Fue un escándalo. Siendo ministro de Educación me tocó presidir un acto conmemorando a Darío, cuando al final la banda del Instituto Ramírez Goyena tocó Yo tengo fe , de Palito Ortega, canción utilizada en la campaña de Arnoldo Alemán. Indignados, los medios ligados al FSLN me acusaron de permitir política partidaria en las escuelas. Hoy, cuando veo en ellas banderas rojinegras, me pregunto cómo hubieran reaccionado si hubiésemos puesto entonces las rojas del partido liberal.
El doble estándar caracteriza nuestra cultura política: lo ilegal del otro deja de serlo si lo hago yo. Pero detrás existe algo mucho más grave: un creciente desprecio a la legalidad. El inspector general del Ejército, por ejemplo, justificó el uso de la bandera rojinegra en un acto de su institución alegando que era un “símbolo oficial del Gobierno de Nicaragua”. Penosa confesión de ignorancia o frivolidad, pues un alto oficial con instrucción universitaria, no puede ignorar que en ningún momento, decreto o ley alguna ha oficializado la bandera del Frente como símbolo patrio o del Gobierno. A menos, y allí está el problema, que crea que la voluntad de Ortega es fuente de derecho.
Si lo dicho por el inspector general hubiese provenido de un militante sandinista sin educación, podríamos entenderlo como descuido o ignorancia. Pero viniendo del instruido vocero de una institución llamada a defender la Constitución y venerar los símbolos patrios, es señal de que aún en los niveles supuestamente más institucionalizados la ley está dejando de ser un referente para encauzar las conductas, y que del Estado de derecho estamos pasando al Estado de hecho.

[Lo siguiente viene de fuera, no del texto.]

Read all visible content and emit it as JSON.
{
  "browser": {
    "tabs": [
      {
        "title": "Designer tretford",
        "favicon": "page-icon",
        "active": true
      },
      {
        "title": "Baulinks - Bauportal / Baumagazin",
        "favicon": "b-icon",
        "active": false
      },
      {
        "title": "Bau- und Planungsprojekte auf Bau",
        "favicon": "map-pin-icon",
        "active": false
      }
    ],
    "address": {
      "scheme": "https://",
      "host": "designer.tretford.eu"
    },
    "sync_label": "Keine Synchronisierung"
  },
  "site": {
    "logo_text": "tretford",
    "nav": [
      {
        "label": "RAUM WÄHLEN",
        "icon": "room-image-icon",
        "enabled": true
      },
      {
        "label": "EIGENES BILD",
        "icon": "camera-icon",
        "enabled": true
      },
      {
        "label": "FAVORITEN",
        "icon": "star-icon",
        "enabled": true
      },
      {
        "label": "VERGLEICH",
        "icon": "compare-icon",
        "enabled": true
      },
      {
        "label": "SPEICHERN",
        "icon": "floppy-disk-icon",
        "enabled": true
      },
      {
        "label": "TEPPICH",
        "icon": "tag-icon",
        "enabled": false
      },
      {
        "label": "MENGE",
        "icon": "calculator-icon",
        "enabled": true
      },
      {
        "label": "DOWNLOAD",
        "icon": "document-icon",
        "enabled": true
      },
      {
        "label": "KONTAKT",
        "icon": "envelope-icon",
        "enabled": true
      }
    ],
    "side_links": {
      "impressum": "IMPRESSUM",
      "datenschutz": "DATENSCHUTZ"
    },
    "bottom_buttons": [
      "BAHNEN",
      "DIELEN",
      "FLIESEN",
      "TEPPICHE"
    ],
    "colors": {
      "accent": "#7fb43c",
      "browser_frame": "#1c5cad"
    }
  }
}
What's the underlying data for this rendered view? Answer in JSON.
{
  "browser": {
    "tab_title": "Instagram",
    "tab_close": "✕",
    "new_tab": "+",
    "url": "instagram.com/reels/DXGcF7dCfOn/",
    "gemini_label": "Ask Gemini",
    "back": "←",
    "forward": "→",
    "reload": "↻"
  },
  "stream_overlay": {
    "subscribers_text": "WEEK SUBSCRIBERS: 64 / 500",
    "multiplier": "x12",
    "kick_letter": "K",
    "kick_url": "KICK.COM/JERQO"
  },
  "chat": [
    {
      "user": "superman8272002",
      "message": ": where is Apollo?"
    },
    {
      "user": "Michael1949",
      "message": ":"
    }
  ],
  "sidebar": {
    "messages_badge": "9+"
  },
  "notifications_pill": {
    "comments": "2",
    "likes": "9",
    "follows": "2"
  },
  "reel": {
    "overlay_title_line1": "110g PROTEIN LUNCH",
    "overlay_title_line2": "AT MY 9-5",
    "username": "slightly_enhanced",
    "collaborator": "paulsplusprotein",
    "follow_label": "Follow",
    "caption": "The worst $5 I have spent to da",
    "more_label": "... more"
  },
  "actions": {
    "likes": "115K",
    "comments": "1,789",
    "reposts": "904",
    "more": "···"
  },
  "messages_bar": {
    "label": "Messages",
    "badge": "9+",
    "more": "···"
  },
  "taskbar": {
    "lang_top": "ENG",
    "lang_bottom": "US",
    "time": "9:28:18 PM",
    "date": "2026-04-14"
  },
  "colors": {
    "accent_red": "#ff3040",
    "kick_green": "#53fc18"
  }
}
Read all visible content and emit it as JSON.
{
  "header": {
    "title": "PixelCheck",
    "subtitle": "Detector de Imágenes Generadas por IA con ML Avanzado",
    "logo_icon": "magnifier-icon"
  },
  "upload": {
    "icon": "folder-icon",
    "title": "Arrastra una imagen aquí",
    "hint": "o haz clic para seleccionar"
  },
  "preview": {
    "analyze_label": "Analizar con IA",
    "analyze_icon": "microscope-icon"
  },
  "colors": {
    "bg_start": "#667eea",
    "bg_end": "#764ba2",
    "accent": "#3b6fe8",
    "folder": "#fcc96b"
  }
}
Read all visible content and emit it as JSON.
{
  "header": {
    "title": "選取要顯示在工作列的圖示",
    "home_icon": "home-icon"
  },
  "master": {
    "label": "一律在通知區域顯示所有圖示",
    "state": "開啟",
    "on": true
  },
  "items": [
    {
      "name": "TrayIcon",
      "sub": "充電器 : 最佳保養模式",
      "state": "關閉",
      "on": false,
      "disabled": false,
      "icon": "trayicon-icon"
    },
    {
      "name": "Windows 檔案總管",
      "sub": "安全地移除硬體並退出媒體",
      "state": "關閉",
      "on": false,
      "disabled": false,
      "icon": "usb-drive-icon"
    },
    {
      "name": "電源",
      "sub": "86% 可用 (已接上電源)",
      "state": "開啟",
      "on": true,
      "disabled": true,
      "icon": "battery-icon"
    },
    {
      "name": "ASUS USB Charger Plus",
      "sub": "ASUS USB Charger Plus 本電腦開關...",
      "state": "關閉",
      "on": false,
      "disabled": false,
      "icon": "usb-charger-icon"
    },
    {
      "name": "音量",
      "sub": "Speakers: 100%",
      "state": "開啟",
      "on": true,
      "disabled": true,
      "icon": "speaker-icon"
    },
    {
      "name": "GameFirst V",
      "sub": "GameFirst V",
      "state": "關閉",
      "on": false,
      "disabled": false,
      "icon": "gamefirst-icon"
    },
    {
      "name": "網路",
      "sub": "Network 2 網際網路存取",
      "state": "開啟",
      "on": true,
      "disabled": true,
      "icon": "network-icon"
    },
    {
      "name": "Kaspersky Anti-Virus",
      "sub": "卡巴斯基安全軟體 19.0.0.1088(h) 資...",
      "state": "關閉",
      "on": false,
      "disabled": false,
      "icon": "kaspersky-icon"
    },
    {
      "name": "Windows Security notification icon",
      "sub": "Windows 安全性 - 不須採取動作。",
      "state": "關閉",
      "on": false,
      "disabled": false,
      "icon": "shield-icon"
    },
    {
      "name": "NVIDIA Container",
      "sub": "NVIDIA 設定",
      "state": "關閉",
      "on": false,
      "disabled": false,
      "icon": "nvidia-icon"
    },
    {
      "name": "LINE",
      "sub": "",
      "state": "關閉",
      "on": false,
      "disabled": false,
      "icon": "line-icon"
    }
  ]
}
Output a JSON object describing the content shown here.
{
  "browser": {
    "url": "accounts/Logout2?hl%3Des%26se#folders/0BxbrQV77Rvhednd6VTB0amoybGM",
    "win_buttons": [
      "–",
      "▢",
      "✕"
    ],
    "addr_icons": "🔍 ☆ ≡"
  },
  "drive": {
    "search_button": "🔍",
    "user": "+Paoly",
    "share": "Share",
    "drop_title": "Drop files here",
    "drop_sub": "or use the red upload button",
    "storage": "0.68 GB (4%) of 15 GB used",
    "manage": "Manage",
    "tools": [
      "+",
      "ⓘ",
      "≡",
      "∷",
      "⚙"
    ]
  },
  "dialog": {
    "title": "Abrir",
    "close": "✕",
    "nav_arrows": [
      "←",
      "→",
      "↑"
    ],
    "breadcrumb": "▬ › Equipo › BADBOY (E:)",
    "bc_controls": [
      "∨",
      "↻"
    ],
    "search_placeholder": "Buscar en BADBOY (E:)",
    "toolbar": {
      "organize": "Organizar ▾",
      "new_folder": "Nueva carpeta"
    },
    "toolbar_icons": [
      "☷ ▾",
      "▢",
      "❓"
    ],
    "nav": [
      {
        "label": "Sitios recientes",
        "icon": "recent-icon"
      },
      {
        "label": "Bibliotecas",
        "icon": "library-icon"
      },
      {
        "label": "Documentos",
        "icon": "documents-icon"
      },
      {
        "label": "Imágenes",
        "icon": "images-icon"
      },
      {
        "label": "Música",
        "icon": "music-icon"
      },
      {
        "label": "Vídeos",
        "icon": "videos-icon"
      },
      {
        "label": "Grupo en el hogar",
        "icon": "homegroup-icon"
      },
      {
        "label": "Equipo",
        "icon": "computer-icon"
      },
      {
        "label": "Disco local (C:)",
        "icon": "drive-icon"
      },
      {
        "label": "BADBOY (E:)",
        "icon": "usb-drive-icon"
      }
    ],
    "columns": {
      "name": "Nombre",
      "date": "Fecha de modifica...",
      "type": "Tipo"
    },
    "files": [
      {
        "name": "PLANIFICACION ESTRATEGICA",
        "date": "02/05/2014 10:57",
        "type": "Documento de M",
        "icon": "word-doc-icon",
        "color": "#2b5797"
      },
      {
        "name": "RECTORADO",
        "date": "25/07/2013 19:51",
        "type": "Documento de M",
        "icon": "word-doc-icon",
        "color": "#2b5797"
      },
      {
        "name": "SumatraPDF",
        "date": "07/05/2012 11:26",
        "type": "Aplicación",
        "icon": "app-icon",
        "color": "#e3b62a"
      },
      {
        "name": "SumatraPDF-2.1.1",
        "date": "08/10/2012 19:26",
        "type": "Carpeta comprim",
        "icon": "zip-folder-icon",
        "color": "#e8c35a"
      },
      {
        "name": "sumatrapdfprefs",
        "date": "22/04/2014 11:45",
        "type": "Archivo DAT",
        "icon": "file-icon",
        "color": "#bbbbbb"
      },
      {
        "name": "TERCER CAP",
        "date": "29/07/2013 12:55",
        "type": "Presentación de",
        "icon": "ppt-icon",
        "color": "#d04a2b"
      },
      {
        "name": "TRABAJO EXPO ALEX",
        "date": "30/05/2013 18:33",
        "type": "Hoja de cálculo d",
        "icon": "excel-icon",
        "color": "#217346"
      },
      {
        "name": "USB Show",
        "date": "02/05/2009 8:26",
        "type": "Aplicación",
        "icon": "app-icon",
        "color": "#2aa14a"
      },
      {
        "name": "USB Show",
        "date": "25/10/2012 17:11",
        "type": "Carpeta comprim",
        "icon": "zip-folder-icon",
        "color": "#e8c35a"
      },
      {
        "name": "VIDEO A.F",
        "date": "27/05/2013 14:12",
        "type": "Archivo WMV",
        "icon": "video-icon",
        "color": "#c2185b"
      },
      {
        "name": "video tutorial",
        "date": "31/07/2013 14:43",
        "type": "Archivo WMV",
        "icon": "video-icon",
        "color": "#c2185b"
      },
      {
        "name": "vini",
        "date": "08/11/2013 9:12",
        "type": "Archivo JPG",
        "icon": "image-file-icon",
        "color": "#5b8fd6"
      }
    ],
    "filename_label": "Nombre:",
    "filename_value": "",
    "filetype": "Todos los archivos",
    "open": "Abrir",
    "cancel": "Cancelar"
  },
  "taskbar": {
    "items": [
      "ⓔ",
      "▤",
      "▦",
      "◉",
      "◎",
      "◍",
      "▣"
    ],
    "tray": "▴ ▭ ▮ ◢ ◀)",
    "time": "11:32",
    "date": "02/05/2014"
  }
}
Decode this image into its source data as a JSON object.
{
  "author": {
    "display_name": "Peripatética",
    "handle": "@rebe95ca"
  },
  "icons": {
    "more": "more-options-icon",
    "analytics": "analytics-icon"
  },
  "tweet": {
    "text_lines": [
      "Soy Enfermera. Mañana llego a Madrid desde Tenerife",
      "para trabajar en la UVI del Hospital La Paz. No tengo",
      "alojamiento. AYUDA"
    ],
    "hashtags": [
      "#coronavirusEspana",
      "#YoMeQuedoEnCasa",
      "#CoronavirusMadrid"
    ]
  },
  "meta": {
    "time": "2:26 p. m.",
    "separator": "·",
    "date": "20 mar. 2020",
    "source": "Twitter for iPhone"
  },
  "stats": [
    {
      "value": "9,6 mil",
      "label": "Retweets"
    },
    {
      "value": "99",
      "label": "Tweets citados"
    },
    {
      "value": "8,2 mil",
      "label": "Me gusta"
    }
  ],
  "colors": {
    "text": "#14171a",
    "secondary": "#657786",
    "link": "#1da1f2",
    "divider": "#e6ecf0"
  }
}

El principal responsable es Ortega. Puede argumentarse que ha manejado relativamente bien la economía, las relaciones con el sector privado, o el mantenimiento de la paz social. Pero sus aciertos han sido empañados por la desfachatez con que reiteradamente ha menospreciado la Constitución y las leyes. Los casos son de sobra conocidos. El uso de símbolos partidarios en actos y dependencias del Estado es solo uno de ellos. Los más recientes los cometió en su visita a la Celac, donde no solo nombró a su esposa como canciller en funciones, a dos hijos como asesores y a tres puertorriqueños como representantes de Nicaragua —todo en expresa violación de las leyes— sino que irrespetó los procedimientos de un foro internacional, cosechando las críticas de varios presidentes —incluso del izquierdista Correa—.
Quizás el pasado guerrillero de Ortega explica el escaso peso que le otorga a la ley. O los resabios de su ideología marxista, que le hacía —o hace— ver la ley como un artificio “burgués”, producto de intereses económicos pero carentes de valor intrínseco. O quizás sea arrogancia: la ley es vital para la convivencia civilizada —Dios guarde a un pueblo sin ley— pero limita, obliga, y reduce nuestra capacidad de movimientos. El arrogante detesta los límites. El hecho de hacer lo que me da la gana, sin rendir cuentas de nada ni a nadie, le da la sensación sabrosa, embriagadora, de poder absoluto.
Pero es una tentación muy dañina. Que el presidente irrespete continuamente la ley es profundamente deseducador. Transmite al pueblo el mensaje de que ley no es sagrada ni merece respeto. Y cuando esta convicción se generaliza se abren las puertas a la ley de la selva o de la injusticia. Pues cuando la ley no pesa lo único que vale es la fuerza o el poder.
Ortega hoy se siente seguro. Quizás busque dejar progreso. Pero si corroe, en lugar de fortalecer la legalidad, socavará profundamente la estabilidad del país exponiéndose a cosechar, tarde o temprano, amargura. Lo enseña la historia.
El autor es sociólogo. Fue ministro de Educación.